@everbeck32 managing indices and shards cost master node resources, and adding/remove data node involves shard movement and recovery, also causes master node resources. Maybe something happened at mid Sunday, e.g. some expensive query or some resource consuming job execution caused the problem.
The fist thing we need to do is to stabilize the cluster. reduce or stop traffic to your cluster may help.
In addition, I don’t know if you still have access to your cluster state and stats API, you may want to observe the pending tasks, and node CPU and JVM node metrics to ensure no node is overloaded if you can access the APIs
We turned off Logstash ~9 hours ago, so I don’t think there’s much else adding to the traffic.
I can check, but I believe our Cluster State and Stats APIs will be blocked by the OpenDistro Security Plugin issue (that happened with a basic GET earlier today).
@zengyan-amazon I gave my max replies in a day so I’m editing this comment.
We ended up restoring our indexes from snapshot and lost our tenants. Is it possible to restore our .kibana tenant indexes from snapshot? There is very little documentation on this, so we’ll take any recommendation you’ve got
@everbeck32 if there is no traffic to the cluster, and the cluster is still unstable, maybe consider restart all nodes in the cluster (you may want to wait for some time so that the majority of the nodes can join the cluster, thus .opendistro_security index can be recovered, then the security plugin on each node can be initialized).
if it doesn’t solve the issue, I guess I would suggest to rebuild the cluster and restore from snapshot.

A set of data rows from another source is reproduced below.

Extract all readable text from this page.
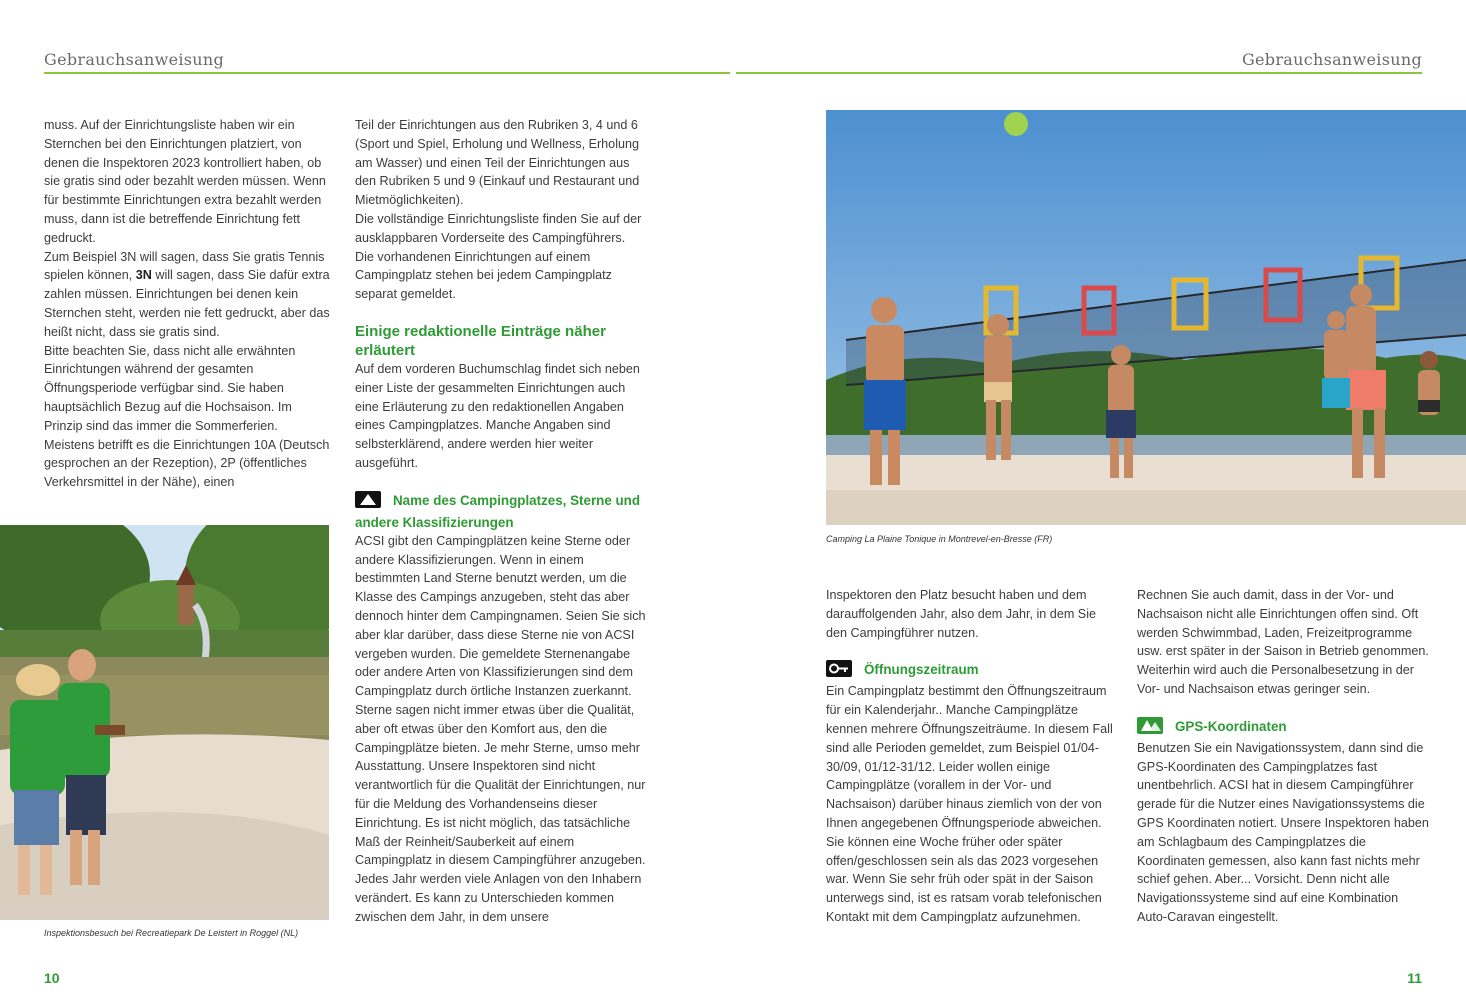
Gebrauchsanweisung	Gebrauchsanweisung

muss. Auf der Einrichtungsliste haben wir ein Sternchen bei den Einrichtungen platziert, von denen die Inspektoren 2023 kontrolliert haben, ob sie gratis sind oder bezahlt werden müssen. Wenn für bestimmte Einrichtungen extra bezahlt werden muss, dann ist die betreffende Einrichtung fett gedruckt.

Zum Beispiel 3N will sagen, dass Sie gratis Tennis spielen können, 3N will sagen, dass Sie dafür extra zahlen müssen. Einrichtungen bei denen kein Sternchen steht, werden nie fett gedruckt, aber das heißt nicht, dass sie gratis sind.

Bitte beachten Sie, dass nicht alle erwähnten Einrichtungen während der gesamten Öffnungsperiode verfügbar sind. Sie haben hauptsächlich Bezug auf die Hochsaison. Im Prinzip sind das immer die Sommerferien. Meistens betrifft es die Einrichtungen 10A (Deutsch gesprochen an der Rezeption), 2P (öffentliches Verkehrsmittel in der Nähe), einen

Inspektionsbesuch bei Recreatiepark De Leistert in Roggel (NL)

Teil der Einrichtungen aus den Rubriken 3, 4 und 6 (Sport und Spiel, Erholung und Wellness, Erholung am Wasser) und einen Teil der Einrichtungen aus den Rubriken 5 und 9 (Einkauf und Restaurant und Mietmöglichkeiten).

Die vollständige Einrichtungsliste finden Sie auf der ausklappbaren Vorderseite des Campingführers. Die vorhandenen Einrichtungen auf einem Campingplatz stehen bei jedem Campingplatz separat gemeldet.

Einige redaktionelle Einträge näher erläutert

Auf dem vorderen Buchumschlag findet sich neben einer Liste der gesammelten Einrichtungen auch eine Erläuterung zu den redaktionellen Angaben eines Campingplatzes. Manche Angaben sind selbsterklärend, andere werden hier weiter ausgeführt.

Name des Campingplatzes, Sterne und andere Klassifizierungen

ACSI gibt den Campingplätzen keine Sterne oder andere Klassifizierungen. Wenn in einem bestimmten Land Sterne benutzt werden, um die Klasse des Campings anzugeben, steht das aber dennoch hinter dem Campingnamen. Seien Sie sich aber klar darüber, dass diese Sterne nie von ACSI vergeben wurden. Die gemeldete Sternenangabe oder andere Arten von Klassifizierungen sind dem Campingplatz durch örtliche Instanzen zuerkannt. Sterne sagen nicht immer etwas über die Qualität, aber oft etwas über den Komfort aus, den die Campingplätze bieten. Je mehr Sterne, umso mehr Ausstattung. Unsere Inspektoren sind nicht verantwortlich für die Qualität der Einrichtungen, nur für die Meldung des Vorhandenseins dieser Einrichtung. Es ist nicht möglich, das tatsächliche Maß der Reinheit/Sauberkeit auf einem Campingplatz in diesem Campingführer anzugeben.

Jedes Jahr werden viele Anlagen von den Inhabern verändert. Es kann zu Unterschieden kommen zwischen dem Jahr, in dem unsere

10
Camping La Plaine Tonique in Montrevel-en-Bresse (FR)

Inspektoren den Platz besucht haben und dem darauffolgenden Jahr, also dem Jahr, in dem Sie den Campingführer nutzen.

Öffnungszeitraum

Ein Campingplatz bestimmt den Öffnungszeitraum für ein Kalenderjahr.. Manche Campingplätze kennen mehrere Öffnungszeiträume. In diesem Fall sind alle Perioden gemeldet, zum Beispiel 01/04-30/09, 01/12-31/12. Leider wollen einige Campingplätze (vorallem in der Vor- und Nachsaison) darüber hinaus ziemlich von der von Ihnen angegebenen Öffnungsperiode abweichen. Sie können eine Woche früher oder später offen/geschlossen sein als das 2023 vorgesehen war. Wenn Sie sehr früh oder spät in der Saison unterwegs sind, ist es ratsam vorab telefonischen Kontakt mit dem Campingplatz aufzunehmen.

Rechnen Sie auch damit, dass in der Vor- und Nachsaison nicht alle Einrichtungen offen sind. Oft werden Schwimmbad, Laden, Freizeitprogramme usw. erst später in der Saison in Betrieb genommen. Weiterhin wird auch die Personalbesetzung in der Vor- und Nachsaison etwas geringer sein.

GPS-Koordinaten

Benutzen Sie ein Navigationssystem, dann sind die GPS-Koordinaten des Campingplatzes fast unentbehrlich. ACSI hat in diesem Campingführer gerade für die Nutzer eines Navigationssystems die GPS Koordinaten notiert. Unsere Inspektoren haben am Schlagbaum des Campingplatzes die Koordinaten gemessen, also kann fast nichts mehr schief gehen. Aber... Vorsicht. Denn nicht alle Navigationssysteme sind auf eine Kombination Auto-Caravan eingestellt.

11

We tried this just before you suggested, but we have a process that turns them back on, so we did full system restart, we have to get another team to turn that restart feature off… lol
If I understand correctly, your cluster was running with dedicated master nodes and suddenly master node started going down. And now, you lost all three master nodes.
Once master nodes are down, cluster become completely inaccessible as there is no master node which can perform management tasks.
Once you get your master up and running, it will not complain about missing .opendistro_security index. (this will be true for any other indices).
tenant indices are just common ES indices, you can restore them from snapshot just like other indices. Please note the your tenant entities are stored in the .opendistro_security index, you will need to restore that index so that you can see your tenants.